Will PGF use taxpayer funds to sue the taxpayer?
The Herald reports:
The Problem Gambling Foundation is seeking legal advice over a possible High Court challenge to a controversial Government decision to axe funding for most of its services for gambling addicts.
So because the Salvation Army was judged better able to provide support for gambling addicts, the PGF may use some of its money (90% taxpayer funded) on court action rather than actually helping gambling addicts. Shows their sense of priority.
The PGF has been claiming that the loss of its funding will silence its voice. This shows how much they have lost the plot. Taxpayers do not fund them to be a voice to lobby Government. That is explicitly illegal, ruled so by the Auditor-General. They are funded to provide support for gambling addicts. Any advocacy is meant to come out of their own funds.
So if they claim their loss of taxpayer funding will silence their voice, it is a de facto admission they have been illegally cross-subsidising their advocacy work from their taxpayer funding. This means it is no surprise that the Salvation Army were found to be better able to actually help problem gamlers.
In Stuff the PGF said:
Ramsey confirmed the meetings, saying “it’s fair to say our political activity creates tension with the funder” but said he had told the ministry no taxpayer money was spent on advocacy work.
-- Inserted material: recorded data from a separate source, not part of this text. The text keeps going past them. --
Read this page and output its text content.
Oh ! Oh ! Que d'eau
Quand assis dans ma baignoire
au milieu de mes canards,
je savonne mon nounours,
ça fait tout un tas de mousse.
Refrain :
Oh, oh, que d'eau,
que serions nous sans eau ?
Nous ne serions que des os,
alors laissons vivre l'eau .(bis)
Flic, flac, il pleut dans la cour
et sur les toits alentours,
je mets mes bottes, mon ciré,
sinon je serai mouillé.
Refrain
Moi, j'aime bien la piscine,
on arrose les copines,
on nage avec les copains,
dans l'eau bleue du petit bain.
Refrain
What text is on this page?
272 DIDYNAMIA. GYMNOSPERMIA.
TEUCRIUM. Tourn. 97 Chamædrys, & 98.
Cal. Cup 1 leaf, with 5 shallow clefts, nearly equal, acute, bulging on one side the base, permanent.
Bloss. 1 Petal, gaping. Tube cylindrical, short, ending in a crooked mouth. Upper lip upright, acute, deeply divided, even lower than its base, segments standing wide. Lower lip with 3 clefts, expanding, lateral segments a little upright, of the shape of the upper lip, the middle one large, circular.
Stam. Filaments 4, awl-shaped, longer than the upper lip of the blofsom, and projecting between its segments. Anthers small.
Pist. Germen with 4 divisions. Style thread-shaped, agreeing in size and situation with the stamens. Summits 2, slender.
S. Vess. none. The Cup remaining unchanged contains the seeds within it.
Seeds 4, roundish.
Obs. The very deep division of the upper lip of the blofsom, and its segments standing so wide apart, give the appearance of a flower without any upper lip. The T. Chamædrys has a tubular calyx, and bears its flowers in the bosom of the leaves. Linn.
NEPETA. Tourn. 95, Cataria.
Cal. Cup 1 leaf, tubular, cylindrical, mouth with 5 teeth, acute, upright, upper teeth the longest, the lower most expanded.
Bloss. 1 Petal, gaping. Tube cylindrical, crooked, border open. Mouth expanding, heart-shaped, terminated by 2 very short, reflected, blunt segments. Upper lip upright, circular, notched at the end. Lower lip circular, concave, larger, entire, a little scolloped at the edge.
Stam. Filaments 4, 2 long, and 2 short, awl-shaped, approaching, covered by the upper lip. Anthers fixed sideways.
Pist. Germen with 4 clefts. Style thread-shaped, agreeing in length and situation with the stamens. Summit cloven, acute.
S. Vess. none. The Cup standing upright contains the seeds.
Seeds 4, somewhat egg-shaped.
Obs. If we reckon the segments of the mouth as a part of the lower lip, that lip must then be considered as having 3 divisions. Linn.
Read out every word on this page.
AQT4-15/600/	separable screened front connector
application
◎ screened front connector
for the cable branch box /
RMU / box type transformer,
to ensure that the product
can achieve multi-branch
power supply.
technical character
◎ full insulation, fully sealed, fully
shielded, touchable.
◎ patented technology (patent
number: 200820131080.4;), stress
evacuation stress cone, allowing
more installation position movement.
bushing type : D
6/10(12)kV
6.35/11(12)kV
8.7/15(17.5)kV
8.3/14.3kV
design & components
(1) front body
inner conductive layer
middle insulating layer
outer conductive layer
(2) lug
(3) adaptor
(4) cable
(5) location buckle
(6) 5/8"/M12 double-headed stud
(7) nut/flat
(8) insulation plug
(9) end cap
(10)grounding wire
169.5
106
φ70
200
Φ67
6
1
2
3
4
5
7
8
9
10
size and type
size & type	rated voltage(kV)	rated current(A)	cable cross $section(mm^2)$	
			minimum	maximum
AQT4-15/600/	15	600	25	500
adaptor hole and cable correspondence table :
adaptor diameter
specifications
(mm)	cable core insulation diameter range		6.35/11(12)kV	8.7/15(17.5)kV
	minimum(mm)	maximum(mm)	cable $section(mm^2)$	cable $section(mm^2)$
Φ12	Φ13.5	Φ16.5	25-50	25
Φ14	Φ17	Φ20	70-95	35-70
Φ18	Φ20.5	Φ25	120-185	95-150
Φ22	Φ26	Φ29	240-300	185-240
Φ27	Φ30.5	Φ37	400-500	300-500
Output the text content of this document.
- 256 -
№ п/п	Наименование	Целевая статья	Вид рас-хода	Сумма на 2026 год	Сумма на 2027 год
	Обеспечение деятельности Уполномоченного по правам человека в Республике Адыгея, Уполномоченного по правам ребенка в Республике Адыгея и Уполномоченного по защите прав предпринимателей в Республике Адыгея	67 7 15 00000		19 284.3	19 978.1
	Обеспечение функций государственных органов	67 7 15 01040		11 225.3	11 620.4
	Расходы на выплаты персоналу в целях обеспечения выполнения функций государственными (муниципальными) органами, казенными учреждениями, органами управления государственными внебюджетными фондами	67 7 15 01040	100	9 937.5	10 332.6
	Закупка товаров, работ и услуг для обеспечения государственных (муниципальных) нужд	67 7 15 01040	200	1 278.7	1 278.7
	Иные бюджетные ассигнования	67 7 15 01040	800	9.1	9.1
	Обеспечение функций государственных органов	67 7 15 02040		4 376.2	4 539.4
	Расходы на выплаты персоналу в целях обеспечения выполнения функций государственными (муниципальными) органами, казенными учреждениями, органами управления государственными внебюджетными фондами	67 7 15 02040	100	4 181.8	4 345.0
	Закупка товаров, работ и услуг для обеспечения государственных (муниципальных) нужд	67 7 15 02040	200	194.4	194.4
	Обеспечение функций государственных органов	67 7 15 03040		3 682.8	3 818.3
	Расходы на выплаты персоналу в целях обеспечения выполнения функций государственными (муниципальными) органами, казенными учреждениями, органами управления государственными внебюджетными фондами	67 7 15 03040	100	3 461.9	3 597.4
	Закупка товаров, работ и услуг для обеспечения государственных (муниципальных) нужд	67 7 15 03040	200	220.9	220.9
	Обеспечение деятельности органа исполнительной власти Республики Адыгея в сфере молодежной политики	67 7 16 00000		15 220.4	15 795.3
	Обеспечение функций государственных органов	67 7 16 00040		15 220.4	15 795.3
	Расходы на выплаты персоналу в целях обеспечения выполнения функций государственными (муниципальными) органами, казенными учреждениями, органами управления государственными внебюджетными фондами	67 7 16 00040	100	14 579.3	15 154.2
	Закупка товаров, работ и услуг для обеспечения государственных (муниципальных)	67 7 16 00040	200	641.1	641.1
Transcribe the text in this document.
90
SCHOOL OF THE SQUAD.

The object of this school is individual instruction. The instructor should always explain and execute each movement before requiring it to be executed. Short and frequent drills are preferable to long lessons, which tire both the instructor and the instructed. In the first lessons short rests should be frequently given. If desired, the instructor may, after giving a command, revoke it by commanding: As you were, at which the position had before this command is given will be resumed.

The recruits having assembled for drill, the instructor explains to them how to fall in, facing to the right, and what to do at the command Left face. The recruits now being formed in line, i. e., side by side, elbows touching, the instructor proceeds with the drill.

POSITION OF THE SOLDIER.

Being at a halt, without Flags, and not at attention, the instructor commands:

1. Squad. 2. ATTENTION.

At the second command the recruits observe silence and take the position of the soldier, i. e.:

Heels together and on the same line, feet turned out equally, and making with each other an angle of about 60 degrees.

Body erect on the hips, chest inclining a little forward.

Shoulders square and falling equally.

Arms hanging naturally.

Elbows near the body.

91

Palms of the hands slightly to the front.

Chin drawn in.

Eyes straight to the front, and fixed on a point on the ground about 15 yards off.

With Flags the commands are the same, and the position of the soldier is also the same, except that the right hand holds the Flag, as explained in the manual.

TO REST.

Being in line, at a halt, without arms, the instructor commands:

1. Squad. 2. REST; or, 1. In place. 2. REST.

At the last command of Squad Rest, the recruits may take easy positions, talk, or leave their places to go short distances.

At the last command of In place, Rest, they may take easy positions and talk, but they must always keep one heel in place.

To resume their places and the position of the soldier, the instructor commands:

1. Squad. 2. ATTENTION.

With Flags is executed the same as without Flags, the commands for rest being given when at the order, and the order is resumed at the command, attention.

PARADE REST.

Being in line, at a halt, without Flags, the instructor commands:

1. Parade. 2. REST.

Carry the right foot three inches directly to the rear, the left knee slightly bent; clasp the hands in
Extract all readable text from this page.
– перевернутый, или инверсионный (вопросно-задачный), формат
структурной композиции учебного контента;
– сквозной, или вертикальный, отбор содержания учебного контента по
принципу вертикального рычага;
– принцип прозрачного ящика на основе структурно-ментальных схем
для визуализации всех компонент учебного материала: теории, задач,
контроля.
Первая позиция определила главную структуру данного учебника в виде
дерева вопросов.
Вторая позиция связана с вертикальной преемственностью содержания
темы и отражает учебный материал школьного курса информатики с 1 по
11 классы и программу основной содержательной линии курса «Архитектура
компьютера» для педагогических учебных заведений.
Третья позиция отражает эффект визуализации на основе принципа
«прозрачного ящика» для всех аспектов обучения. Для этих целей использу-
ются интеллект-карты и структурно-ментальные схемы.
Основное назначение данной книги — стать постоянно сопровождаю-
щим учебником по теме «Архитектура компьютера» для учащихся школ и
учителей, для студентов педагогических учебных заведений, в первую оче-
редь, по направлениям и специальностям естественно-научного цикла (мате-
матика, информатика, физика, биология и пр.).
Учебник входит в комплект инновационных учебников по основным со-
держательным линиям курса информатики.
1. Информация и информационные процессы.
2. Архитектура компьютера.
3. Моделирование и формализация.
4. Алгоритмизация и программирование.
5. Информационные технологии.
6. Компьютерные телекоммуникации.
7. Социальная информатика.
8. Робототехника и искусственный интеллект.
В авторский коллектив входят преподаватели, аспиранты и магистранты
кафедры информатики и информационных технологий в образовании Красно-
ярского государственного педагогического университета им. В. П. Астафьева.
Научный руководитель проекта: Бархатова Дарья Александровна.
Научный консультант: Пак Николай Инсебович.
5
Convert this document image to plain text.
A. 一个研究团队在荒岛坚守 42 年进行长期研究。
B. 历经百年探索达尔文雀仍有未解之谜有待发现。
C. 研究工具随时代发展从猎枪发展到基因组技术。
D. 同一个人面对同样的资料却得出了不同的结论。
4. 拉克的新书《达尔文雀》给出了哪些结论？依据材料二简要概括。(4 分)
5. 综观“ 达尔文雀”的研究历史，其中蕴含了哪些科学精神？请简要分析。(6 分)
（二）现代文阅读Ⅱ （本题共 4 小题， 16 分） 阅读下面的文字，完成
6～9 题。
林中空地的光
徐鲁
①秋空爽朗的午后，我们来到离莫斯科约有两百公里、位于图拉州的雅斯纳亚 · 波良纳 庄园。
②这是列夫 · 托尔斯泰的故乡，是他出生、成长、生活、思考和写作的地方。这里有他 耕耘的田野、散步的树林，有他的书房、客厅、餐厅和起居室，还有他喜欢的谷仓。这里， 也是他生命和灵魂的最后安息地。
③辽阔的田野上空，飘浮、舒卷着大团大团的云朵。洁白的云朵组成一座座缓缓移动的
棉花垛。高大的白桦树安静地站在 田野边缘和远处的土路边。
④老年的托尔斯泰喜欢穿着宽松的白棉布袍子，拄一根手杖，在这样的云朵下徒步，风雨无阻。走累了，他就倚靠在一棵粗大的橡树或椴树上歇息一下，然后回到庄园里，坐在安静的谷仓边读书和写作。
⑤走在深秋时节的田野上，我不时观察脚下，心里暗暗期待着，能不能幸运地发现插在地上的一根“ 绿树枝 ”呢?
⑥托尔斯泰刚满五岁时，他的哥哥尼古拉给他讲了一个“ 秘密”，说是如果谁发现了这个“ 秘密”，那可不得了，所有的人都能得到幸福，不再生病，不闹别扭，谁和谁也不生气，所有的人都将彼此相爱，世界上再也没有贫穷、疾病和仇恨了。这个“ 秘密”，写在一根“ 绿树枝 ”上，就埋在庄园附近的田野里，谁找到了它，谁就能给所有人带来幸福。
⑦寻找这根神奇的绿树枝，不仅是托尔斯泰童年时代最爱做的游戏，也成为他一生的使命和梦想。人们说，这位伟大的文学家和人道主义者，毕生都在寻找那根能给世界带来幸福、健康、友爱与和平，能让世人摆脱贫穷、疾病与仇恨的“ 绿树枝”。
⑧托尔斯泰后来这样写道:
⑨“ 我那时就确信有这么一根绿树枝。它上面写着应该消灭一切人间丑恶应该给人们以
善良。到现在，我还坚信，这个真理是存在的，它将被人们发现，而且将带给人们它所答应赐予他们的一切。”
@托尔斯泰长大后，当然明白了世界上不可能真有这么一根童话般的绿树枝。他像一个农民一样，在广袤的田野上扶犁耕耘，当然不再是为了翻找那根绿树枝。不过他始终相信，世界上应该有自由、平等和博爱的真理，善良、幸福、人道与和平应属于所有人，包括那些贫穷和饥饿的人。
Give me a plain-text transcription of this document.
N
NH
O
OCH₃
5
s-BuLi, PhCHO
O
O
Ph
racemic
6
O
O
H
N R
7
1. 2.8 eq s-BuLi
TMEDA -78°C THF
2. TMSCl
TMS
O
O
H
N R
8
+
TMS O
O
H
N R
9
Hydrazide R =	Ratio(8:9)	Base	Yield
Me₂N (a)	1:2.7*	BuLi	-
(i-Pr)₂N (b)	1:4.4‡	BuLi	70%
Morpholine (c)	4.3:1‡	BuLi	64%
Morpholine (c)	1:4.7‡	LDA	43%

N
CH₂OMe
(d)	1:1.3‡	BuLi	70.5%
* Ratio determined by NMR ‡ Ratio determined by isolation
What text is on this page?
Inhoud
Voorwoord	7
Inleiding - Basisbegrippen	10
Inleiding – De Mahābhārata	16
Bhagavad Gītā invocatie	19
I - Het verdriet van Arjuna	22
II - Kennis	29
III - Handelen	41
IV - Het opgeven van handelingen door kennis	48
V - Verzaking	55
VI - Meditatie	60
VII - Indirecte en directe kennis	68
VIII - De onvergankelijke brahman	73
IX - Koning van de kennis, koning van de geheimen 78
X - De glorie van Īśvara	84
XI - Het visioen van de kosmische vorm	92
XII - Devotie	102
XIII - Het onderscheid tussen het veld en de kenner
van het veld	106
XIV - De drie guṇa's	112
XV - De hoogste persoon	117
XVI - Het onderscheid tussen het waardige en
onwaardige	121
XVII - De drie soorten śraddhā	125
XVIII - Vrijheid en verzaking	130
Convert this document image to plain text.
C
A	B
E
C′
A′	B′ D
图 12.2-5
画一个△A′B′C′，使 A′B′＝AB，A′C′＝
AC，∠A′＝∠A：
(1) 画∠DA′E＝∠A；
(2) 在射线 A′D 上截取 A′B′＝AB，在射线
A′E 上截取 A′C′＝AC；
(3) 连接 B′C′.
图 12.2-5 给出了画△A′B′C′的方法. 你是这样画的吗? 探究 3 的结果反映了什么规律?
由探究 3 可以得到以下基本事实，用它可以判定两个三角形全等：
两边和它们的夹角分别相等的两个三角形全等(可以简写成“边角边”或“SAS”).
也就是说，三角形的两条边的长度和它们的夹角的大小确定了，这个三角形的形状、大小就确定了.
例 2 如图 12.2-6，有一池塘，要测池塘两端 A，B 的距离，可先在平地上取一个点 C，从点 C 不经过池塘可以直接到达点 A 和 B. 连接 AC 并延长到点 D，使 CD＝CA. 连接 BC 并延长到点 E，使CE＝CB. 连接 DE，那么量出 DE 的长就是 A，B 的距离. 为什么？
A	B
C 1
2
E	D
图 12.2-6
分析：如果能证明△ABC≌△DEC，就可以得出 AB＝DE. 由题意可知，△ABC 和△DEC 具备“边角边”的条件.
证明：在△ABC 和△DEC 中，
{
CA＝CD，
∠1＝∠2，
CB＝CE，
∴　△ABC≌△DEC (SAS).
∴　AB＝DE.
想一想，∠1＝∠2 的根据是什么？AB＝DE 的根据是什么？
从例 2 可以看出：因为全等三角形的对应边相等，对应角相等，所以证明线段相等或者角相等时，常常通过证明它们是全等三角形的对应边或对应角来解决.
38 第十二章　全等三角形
Yet in the same article he says:
Ramsey said the ministry’s decision, which strips away 77 per cent of the foundation’s budget and is likely to result in up to 52 job losses from a staff of 63, had the effect of “silencing the big voice against gambling”
So he is contradicting himself.
The answer of course is that the PGF used the taxpayer funding to massively fund their lobbying activities. It’s easy to do so. The biggest cost is always staff time, and you just have a proportion of the staff’s time spent on lobbying.
Now again I have no problems with lobbying – so long as it is not taxpayer funded lobbying.